Australia to subsidise wages of 6 million after coronavirus package approved – Metro US

Australia to subsidise wages of 6 million after coronavirus package approved

The spread of the coronavirus disease (COVID-19) in Sydney
The spread of the coronavirus disease (COVID-19) in Sydney

SYDNEY (Reuters) – Australia’s conservative government will subsidise the wages of 6 million people for at least the next six months after lawmakers approved the country’s largest financial stimulus package to cushion the economic blow from the coronavirus pandemic.

Citing the threat of a prolonged economic downturn, Prime Minister Scott Morrison’s government late last month outlined a plan to pay employees at any company that has seen a 30% reduction in revenues A$1,500 ($928) every fortnight.

The wage subsidy package, which is expected to cost A$130 billion, is the centrepiece of A$320 billion pledged by the government and central bank in financial support as the pandemic shuts companies and leaves many unemployed.

“This is the biggest economic lifeline that this country has ever seen,” Australian Treasurer Josh Frydenberg told reporters in Canberra.

“We will do whatever is necessary to ensure our nation gets to the other side of this coronavirus pandemic.”

The package was approved by a pared back version of Australia’s parliament with the support of the opposition Labor party.

Fewer than normal lawmakers were present for the one-day sitting to minimise the risk of the virus spreading.

The economic rescue package comes after S&P on Wednesday lowered the outlook on the country’s ‘AAA’ sovereign rating to “negative” from “stable”.

“The COVID-19 outbreak has dealt Australia a severe economic and fiscal shock,” the ratings agency said.

“We expect the Australian economy to plunge into recession for the first time in almost 30 years, causing a substantial deterioration of the government’s fiscal headroom at the ‘AAA’ rating level.”

A triple-A credit rating is given to only a select group of countries with the strongest finances. The rating means a country can easily meet its financial commitments, has the lowest risk of default and can borrow money more cheaply.

Many economists predict the worst recession in Australia’s history regardless, with unemployment expected to double to near 10%.

The Reserve Bank of Australia on Tuesday predicted a “very large” economic contraction in the current quarter as restrictions to slow the spread of the coronavirus bite.


Australia has for weeks curtailed people’s movements, limited social gatherings and forced many businesses in the hospitality, retail, transport and education sectors to shut.

Those businesses that remain open face falling sales and increasing operational restrictions.

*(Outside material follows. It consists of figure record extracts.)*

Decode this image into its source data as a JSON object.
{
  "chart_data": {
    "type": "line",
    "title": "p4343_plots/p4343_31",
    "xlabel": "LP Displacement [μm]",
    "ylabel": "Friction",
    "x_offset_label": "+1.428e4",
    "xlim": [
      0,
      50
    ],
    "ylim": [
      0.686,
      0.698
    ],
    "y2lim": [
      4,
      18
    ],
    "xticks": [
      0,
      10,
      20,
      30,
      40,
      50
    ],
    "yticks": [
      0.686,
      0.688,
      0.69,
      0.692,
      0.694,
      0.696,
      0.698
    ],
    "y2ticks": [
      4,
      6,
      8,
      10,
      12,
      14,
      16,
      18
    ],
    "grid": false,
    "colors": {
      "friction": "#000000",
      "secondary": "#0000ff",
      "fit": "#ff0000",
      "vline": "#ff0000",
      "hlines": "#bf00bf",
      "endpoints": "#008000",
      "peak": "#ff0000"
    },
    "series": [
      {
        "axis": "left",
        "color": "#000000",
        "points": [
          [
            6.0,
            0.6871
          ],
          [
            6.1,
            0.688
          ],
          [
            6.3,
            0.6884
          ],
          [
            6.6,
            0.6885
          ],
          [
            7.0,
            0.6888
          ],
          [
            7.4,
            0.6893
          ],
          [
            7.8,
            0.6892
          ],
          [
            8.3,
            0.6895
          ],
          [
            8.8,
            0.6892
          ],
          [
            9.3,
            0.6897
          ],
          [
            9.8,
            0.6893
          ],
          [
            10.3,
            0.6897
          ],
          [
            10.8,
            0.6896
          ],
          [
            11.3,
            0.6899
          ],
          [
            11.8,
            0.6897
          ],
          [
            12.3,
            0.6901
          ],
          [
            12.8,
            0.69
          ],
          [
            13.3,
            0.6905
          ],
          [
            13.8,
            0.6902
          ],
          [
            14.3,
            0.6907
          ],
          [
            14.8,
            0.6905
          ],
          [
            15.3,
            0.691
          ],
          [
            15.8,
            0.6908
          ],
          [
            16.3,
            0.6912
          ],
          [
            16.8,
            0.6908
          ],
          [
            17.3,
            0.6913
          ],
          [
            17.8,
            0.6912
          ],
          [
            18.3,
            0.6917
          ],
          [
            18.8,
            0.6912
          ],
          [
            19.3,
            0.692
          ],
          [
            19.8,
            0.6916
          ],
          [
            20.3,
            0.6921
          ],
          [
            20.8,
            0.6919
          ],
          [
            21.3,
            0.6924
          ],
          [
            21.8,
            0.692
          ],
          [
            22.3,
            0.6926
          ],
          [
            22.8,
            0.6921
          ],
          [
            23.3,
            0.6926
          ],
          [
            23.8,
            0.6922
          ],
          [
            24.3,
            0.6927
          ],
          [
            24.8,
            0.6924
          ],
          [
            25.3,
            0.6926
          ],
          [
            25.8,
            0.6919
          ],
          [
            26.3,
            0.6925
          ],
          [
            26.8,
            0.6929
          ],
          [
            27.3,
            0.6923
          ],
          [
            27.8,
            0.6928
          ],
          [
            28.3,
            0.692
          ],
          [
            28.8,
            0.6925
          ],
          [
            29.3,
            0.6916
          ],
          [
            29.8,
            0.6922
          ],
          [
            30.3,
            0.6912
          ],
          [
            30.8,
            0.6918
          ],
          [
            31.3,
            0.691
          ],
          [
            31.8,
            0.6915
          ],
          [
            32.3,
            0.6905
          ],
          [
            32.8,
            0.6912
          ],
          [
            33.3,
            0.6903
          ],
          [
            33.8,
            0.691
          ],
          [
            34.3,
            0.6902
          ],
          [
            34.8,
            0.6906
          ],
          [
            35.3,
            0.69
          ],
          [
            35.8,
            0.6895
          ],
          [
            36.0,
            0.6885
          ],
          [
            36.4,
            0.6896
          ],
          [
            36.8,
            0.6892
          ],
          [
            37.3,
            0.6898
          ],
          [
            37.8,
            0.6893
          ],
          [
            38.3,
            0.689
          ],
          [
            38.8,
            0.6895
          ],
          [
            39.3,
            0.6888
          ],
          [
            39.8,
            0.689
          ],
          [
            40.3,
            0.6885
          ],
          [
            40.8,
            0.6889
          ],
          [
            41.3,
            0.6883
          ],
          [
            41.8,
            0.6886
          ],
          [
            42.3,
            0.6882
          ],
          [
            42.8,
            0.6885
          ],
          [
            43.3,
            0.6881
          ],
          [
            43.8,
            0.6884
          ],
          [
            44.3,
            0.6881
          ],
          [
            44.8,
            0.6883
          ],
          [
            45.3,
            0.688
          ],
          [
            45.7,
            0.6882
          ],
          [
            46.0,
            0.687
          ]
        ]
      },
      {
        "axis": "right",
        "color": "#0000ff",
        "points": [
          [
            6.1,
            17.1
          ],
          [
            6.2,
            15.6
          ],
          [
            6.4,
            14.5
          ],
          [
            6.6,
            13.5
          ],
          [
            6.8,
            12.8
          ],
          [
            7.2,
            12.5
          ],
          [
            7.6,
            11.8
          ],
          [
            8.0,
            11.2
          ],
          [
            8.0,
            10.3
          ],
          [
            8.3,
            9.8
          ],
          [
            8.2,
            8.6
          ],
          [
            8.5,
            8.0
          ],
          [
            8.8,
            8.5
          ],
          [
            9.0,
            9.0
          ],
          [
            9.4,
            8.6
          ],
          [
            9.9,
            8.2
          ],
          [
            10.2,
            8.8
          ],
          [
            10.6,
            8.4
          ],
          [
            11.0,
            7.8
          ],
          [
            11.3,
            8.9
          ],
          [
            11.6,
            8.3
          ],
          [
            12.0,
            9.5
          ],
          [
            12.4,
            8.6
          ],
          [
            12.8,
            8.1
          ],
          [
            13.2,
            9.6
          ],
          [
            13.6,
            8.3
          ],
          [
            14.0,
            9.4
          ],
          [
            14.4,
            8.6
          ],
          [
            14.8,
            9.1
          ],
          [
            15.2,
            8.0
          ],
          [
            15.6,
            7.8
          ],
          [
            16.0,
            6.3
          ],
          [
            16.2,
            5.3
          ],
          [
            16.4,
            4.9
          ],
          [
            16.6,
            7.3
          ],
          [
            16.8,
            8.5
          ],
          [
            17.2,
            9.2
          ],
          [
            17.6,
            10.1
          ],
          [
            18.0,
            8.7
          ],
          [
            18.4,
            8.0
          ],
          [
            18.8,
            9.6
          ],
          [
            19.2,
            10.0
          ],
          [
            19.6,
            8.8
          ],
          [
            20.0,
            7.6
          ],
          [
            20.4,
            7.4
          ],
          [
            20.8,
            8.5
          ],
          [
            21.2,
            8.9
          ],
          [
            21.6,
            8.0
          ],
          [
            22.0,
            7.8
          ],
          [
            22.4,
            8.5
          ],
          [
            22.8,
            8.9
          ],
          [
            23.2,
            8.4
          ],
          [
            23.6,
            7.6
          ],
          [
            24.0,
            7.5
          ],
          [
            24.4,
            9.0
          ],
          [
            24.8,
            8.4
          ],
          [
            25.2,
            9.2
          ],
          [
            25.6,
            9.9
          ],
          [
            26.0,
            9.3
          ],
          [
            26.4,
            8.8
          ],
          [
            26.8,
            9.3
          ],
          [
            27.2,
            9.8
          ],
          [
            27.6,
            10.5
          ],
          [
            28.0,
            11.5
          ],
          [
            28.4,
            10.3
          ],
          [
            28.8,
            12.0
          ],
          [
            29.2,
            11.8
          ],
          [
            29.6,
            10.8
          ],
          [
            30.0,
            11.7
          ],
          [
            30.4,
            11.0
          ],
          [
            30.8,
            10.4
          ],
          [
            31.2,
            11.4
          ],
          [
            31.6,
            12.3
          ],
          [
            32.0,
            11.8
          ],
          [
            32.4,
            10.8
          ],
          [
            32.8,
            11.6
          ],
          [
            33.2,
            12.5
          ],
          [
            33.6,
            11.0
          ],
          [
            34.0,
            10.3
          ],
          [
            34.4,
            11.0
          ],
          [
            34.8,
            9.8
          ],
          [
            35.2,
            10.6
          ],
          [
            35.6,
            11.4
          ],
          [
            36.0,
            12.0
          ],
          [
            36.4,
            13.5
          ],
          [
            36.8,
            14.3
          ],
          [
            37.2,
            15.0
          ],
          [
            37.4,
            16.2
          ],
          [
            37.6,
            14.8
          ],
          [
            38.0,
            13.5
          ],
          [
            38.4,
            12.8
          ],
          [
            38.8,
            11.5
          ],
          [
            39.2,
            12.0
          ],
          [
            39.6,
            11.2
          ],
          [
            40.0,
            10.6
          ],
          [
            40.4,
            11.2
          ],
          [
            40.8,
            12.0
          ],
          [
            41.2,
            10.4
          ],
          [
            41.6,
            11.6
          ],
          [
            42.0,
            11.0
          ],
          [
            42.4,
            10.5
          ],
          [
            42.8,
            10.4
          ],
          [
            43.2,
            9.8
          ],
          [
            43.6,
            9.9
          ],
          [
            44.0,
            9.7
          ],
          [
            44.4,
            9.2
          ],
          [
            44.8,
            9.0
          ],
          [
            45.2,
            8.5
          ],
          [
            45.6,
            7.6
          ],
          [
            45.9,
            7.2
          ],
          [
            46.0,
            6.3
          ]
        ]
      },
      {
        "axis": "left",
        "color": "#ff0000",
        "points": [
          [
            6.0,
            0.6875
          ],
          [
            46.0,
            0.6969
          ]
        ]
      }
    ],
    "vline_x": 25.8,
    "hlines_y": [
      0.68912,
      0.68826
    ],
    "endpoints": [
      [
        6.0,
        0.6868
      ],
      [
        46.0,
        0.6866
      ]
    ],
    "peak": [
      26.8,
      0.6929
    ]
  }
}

The restrictions have helped slow the spread of coronavirus in Australia. The number of new cases has grown by around 2% in recent days, well below the 25% daily growth that was being recorded last month.

Australia now has just over 6,000 cases, with 50 deaths.

Although the spread of the virus has slowed, authorities have warned against complacency.

“The virus doesn’t take a holiday,” Health Minister Greg Hunt told reporters in Canberra.

Hunt said Australia will distribute 11 million face masks to hospitals and doctors, some of whom have complained about a lack of protective equipment.

The early success in controlling the spread of the virus has fanned speculation some of the mobility restrictions could be eased from the beginning of May.

The New South Wales (NSW) state premier, Gladys Berejiklian, said in a televised briefing in Sydney that “there could be a chance, if the health experts deem it appropriate”.

However, she warned lifting restrictions could lead to a second wave of infections. NSW is the country’s worst affected state, accounting for almost half the total infections.

“Every time you relax a restriction, more people will get sick. More people will die. And it’s a horrible situation to be in, but they’re the choices and we need to be up-front about that.”